Workshop 1 Weds 17th Sept 9.00am – The Organization and Funding of Early-Stage Businesses
Investors typically use four criteria when evaluating an investment opportunity: (1) the attractiveness of the project analyzed in terms of market size and growth, product attractiveness, the business strategy, the likelihood of customer adoption, and the competitive position of the venture; (2) the quality of the management team and the organization of the venture; (3) deal terms; and (4) exit opportunities (the topic of Workshop 3). This Workshop delves into the organization and governance of early-stage businesses. Recent developments on this topic reveal that there have been major changes in how early-stage businesses are organizing themselves nowadays. How did this come to be? There is an increasing shift towards more entrepreneur favorable deal terms, investors are ditching the legalese and are instead opting for more user friendly term sheets, and the reputable and well-established investors are orchestrating a code of conduct to restore trust and confidence in the start-up ecosystem. Each of these developments begins to confirm the changing landscape within the industry. One thing is clear: early-stage businesses better take notice.
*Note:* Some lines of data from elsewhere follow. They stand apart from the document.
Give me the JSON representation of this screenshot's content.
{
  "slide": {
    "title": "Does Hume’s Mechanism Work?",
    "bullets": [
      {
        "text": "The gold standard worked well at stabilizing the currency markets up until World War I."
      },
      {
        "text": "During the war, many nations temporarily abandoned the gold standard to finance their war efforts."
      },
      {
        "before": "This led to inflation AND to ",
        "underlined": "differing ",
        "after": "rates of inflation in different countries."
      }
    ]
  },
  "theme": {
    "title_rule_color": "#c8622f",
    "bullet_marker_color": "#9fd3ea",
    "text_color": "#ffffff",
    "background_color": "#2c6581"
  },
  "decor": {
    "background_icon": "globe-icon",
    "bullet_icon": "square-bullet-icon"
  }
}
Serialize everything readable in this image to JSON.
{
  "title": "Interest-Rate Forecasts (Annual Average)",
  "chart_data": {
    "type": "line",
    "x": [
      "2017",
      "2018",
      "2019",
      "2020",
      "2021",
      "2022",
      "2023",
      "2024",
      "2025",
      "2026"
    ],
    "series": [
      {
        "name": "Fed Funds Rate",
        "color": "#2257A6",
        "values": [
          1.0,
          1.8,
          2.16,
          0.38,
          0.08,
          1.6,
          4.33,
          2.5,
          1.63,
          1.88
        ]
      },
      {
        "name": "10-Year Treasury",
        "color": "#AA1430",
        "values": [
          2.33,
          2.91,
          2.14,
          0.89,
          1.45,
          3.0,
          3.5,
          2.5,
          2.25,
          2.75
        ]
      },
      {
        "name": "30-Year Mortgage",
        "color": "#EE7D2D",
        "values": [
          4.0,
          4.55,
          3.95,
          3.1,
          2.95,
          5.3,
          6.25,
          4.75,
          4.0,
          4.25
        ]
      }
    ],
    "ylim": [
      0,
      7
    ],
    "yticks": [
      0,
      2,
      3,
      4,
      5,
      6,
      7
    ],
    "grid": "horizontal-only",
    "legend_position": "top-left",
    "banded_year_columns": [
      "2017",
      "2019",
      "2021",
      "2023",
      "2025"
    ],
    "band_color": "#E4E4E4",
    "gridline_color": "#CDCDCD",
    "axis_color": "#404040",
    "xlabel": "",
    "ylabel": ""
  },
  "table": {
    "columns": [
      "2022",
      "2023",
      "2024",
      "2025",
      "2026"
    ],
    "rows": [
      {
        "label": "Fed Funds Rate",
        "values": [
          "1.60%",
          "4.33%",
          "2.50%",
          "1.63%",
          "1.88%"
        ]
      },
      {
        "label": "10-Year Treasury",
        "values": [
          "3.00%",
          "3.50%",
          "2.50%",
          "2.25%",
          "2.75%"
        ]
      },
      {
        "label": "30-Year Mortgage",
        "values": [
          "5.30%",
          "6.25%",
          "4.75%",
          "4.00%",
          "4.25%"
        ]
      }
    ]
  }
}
Workshop 2 Weds 17th Sept 2.00pm – New Trends in Early-Stage Business Financing
Access to finance is a major challenge for early-stage businesses. As discussed in Workshop 1, there are many strings attached to traditional financing whether it be through equity or debt, which explains the increasing interest in alternative investment options, including new types of investors such as micro-venture capital funds, crowdfunding platforms and corporate venture capital. Many of these financing options offer unique propositions beyond what is offered by the more traditional avenues of funding. For instance, crowdfunding (as a new type of entrepreneurial finance) enables early-stage start-up companies to raise ‘venture capital’ from a large group of individuals, sidestepping the traditional fundraising process that includes lengthy due diligence periods and tough negotiations over the valuation and contractual terms. This Workshop has been designed to better understand the new trends in early-stage business financing and to create awareness of the difficulties and challenges associated with these alternative financing options.

Workshop 3 Thurs 18th Sept 9.00am – The Truth about IPOs (and Acquisitions) of High Tech Companies
Liquidity issues disrupt the venture capital model and make venture capital investments less attractive. How should this problem be addressed? The solution is clear: We need more liquidity options (e.g., a structured pre-IPO segment in stock markets) that can effectively bridge these gaps. The Workshop starts with a bird’s eye view of legal and institutional measures that are currently being unveiled by policymakers, regulators, and exchange operators in their attempts to revitalize the IPO model. We later zoom in to examine the determinants that make an IPO successful. A particular focus is on the interactions among managers, board members, and investors. These interactions can have a positive impact on the inner workings of the newly listed company. We also explore the dynamics of the IPO market, and in particular show how interactions with intermediaries and advisors affect the further development of companies beyond the IPO. Finally, the Workshop looks at the costs and benefits of IPOs (compared to acquisitions).